一回りして、現場に戻ると、そこにはミケが来ていた。

「何かわかりそうか?」

木の根元に屈んでいたミケがこちらを向いた。

「血の匂いがする。一緒に……ナマエの匂いもする」
「そうか……」

そのまま、森に背中を向け、歩き出したミケに続く。「あっちだな」と、指差した方向には街がある。

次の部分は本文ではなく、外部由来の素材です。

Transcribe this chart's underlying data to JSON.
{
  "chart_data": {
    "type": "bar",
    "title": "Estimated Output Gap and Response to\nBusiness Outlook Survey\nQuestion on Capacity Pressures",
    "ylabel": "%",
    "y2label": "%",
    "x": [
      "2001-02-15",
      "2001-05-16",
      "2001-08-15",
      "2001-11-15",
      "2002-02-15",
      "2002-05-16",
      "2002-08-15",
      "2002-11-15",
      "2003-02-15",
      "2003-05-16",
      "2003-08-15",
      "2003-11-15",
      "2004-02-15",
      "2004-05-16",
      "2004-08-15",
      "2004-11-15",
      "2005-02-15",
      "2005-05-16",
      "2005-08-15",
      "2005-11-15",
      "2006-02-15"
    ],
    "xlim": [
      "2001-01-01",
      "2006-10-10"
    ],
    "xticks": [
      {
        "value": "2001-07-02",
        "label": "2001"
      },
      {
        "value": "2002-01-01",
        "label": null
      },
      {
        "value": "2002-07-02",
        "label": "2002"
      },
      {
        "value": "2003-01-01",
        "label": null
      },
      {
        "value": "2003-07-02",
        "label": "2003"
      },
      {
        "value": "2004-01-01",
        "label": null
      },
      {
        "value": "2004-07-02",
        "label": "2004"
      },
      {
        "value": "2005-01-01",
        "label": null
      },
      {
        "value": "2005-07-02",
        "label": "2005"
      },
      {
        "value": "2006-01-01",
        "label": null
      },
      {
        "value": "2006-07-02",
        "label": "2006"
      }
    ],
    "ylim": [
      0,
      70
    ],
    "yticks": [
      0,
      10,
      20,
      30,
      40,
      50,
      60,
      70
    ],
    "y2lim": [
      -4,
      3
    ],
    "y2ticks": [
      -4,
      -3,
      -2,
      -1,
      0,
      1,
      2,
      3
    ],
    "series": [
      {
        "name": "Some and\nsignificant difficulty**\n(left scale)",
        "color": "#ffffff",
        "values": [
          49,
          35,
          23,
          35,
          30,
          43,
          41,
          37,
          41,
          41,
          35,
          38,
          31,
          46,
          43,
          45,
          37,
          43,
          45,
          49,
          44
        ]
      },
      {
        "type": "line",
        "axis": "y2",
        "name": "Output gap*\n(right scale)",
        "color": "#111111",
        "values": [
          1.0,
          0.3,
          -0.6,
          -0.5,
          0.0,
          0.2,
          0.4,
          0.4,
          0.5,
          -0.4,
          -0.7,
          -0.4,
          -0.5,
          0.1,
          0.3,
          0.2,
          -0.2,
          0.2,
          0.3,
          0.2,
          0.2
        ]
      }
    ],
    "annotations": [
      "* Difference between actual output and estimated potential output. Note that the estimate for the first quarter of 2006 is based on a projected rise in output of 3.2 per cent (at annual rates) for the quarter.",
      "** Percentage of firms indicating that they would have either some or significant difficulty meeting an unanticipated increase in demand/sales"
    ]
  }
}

歩いて追う訳にも行かねぇと思った時、馬の足音が聞こえてきた。

「お待たせっ!」

ハンジとモブリットがそれぞれ一頭ずつ引いて来て、俺とミケが乗った。こんな時……この組織というか、こいつ等の連携には驚かされる。
指示をしたのはエルヴィンかも知れねえが……

ミケを先頭に、進んで行く。こいつの鼻はどれだけ凄いんだろうと思った。
ナマエの他に3人の男の匂いもあったというが、どれも知らない匂いらしい。

「無事だろうか……」

ハンジが珍しく弱気だ。

「殺すだけが目的ならば、その場に捨て置けば済む事だろう?」
「そうだね、違う目的があるって事は、そう簡単には殺されない……」
「間違いだと、気付かれなきゃ……な」

時間との勝負だと……誰もが思った。




(痛い……)

打った頭は痛いが、何故だろう……柔らかな感触に包まれている……?
少し離れた位置で、言い争う声? いや、少し違う?

拉致されたのだとしたら、もう暫く目はつぶって様子を見る……じゃなくて、聞いてみるかと寝た振りを続けた。

「どうして怪我なんてさせたのよ!」
「捕らえて来いとしか聞いてないので……」
「でも、死んじゃったらどうするのよ」

(……殺すつもりじゃ無い?)

「リヴァイ兵士長殿に何かあったら、お前達もただじゃ済まないわよ!」

(なんだ……リヴァイに間違われたのか……って、バレたらどうなるんだろう?)

しかし、どうやらリヴァイ本人と面識は無いのだろう。だとしたら、何とか誤魔化して逃げ出すしかない。

目的は何なんだろうか?

「もう、さがりなさい!」
「し、しかし……」
「後はわたくしが何とかします」
「危険過ぎます! 何かあったら……」
「……自業自得です。それも仕方無いでしょう?」
「そんな……」
「さあ、さっさと出てお行き!」

複数の足音とドアの開閉音、そして戻って来る足音はひとつ。ドレスだろう衣擦れの音もするあたり、どこかの令嬢なのだろうか。